You are viewing a plain text version of this content. The canonical link for it is here.
Posted to user@hive.apache.org by Parag Arora <pa...@webaroo.com> on 2010/10/15 13:15:28 UTC

Need help to ignore corrupted gzipped files while doing a query

Hello

I have a small query and need little help on the same. I have a hive table
which loads its data from files partitioned by timestamp (every 15 minutes)
and placed there in gzipped format.
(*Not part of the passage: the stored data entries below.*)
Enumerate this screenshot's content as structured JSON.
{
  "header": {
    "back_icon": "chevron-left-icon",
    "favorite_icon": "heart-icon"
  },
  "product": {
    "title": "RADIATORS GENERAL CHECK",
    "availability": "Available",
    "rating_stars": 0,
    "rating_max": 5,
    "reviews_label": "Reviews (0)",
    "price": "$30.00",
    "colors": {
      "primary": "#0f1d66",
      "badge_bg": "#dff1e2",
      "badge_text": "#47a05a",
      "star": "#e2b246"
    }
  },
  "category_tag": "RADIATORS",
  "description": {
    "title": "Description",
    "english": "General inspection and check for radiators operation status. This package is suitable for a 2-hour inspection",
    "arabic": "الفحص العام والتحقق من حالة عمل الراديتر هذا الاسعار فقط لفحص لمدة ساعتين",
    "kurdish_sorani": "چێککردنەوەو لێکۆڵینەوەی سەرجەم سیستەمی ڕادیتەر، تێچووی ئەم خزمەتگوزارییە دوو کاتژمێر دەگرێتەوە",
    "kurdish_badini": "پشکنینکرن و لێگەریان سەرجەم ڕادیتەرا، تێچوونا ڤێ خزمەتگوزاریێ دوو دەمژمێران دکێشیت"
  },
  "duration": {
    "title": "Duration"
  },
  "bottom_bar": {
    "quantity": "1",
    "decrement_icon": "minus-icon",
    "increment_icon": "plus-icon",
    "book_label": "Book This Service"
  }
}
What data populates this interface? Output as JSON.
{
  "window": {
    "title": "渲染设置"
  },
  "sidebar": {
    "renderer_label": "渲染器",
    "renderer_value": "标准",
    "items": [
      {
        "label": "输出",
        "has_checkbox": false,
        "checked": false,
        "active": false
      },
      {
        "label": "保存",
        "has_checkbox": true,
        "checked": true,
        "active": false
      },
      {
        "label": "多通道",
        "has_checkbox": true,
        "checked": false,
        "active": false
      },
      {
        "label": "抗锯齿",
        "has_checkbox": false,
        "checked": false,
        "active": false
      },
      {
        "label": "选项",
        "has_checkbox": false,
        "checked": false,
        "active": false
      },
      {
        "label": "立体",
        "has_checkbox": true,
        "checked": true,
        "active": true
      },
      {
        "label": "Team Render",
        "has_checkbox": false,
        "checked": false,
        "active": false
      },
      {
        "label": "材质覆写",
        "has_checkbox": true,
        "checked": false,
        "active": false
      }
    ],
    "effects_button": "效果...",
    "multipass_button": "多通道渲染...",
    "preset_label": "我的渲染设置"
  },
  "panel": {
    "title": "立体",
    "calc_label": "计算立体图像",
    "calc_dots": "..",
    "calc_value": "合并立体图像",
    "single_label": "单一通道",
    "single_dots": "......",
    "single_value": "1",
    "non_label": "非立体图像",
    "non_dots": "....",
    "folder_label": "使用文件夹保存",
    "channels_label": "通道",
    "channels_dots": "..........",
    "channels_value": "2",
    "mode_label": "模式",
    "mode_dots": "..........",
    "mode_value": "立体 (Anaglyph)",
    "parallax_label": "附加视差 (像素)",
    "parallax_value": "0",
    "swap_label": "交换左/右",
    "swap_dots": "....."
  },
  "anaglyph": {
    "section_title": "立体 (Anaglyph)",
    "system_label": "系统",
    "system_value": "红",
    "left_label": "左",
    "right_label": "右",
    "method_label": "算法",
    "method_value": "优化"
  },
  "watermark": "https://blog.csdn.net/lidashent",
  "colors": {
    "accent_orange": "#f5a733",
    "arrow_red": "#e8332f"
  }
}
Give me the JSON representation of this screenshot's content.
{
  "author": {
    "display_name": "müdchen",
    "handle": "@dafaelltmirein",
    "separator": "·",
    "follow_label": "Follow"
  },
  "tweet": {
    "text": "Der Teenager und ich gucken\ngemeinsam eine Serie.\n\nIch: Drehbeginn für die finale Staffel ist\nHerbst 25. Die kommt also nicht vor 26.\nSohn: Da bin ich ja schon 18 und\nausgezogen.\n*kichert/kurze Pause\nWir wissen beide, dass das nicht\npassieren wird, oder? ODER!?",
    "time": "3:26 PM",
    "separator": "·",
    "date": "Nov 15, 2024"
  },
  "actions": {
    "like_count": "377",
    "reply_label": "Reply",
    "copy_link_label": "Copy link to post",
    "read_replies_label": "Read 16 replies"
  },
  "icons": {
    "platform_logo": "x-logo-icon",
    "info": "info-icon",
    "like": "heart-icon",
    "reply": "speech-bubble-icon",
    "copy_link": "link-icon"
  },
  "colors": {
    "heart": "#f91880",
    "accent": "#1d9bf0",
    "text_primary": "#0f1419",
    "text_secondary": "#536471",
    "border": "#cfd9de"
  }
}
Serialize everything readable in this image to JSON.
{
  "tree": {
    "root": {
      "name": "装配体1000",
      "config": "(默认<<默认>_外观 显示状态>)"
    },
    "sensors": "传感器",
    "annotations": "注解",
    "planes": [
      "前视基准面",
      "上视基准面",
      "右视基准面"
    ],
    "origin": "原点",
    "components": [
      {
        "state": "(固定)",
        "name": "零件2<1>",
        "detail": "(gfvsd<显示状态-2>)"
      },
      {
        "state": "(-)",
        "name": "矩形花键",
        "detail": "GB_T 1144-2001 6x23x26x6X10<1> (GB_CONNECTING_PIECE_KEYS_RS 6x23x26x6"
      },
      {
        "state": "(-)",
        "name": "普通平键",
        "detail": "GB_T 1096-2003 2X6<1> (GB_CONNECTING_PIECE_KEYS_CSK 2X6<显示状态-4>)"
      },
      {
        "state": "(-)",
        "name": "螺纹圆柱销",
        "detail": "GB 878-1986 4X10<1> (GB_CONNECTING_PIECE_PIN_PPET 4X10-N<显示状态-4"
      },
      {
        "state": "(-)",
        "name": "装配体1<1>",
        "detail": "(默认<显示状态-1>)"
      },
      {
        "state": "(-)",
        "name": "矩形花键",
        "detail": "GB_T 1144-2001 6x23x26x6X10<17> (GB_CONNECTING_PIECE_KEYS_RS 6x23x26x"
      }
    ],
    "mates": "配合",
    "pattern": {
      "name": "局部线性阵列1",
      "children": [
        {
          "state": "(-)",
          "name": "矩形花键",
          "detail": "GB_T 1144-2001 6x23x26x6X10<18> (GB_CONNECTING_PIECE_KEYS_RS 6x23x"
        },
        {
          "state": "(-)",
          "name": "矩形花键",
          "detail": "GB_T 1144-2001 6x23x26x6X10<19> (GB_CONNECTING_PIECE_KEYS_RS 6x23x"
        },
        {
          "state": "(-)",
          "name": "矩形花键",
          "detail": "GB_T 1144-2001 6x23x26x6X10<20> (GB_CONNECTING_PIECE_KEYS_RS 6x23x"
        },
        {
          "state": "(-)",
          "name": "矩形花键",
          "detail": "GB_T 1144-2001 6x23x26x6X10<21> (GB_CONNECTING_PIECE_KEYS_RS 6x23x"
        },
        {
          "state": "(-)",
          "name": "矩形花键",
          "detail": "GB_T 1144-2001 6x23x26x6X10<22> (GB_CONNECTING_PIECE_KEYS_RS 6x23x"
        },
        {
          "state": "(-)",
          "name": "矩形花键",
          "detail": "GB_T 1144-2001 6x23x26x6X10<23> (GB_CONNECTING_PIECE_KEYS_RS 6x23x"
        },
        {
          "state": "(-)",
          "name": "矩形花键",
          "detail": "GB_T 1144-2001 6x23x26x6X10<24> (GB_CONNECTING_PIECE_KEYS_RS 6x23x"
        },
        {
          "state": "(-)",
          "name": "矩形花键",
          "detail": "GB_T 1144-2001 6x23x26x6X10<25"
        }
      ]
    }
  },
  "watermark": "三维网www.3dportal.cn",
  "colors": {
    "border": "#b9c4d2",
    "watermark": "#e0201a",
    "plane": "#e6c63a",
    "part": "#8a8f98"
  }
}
There may be some gzip files which are
corrupted (while transferring files, network error etc. may have resulted a
corrupted file).

Now, when I run any job on this table trying to dump data to another table,
my hive job starts with the following error:
FAILED: Execution Error, return code 2 from
org.apache.hadoop.hive.ql.exec.ExecDriver

*Is there a way to catch this error so that I can ignore corrupted files and
still get the job completed?*

*Hadoop log* shows that error is related while uncompressing my gzipped file
if I am right.
*
2010-10-15 10:38:48,027 INFO org.apache.hadoop.mapred.TaskInProgress (IPC
Server handler 2 on 9001): Error from attempt_201010150837_0002_m_000041_0:
java.io.EOFException: Unexpected end of input stream
        at
org.apache.hadoop.io.compress.DecompressorStream.getCompressedData(DecompressorStream.java:98)
        at
org.apache.hadoop.io.compress.DecompressorStream.decompress(DecompressorStream.java:86)
        at
org.apache.hadoop.io.compress.DecompressorStream.read(DecompressorStream.java:74)
        at java.io.InputStream.read(InputStream.java:85)
        at
org.apache.hadoop.mapred.LineRecordReader$LineReader.backfill(LineRecordReader.java:94)
        at
org.apache.hadoop.mapred.LineRecordReader$LineReader.readLine(LineRecordReader.java:124)
        at
org.apache.hadoop.mapred.LineRecordReader.next(LineRecordReader.java:266)
        at
org.apache.hadoop.mapred.LineRecordReader.next(LineRecordReader.java:39)
        at
org.apache.hadoop.hive.ql.io.HiveRecordReader.next(HiveRecordReader.java:58)
        at
org.apache.hadoop.hive.ql.io.HiveRecordReader.next(HiveRecordReader.java:27)
        at
org.apache.hadoop.mapred.MapTask$TrackedRecordReader.next(MapTask.java:167)
        at org.apache.hadoop.mapred.MapRunner.run(MapRunner.java:45)
        at org.apache.hadoop.mapred.MapTask.run(MapTask.java:231)
        at
org.apache.hadoop.mapred.TaskTracker$Child.main(TaskTracker.java:2216)



*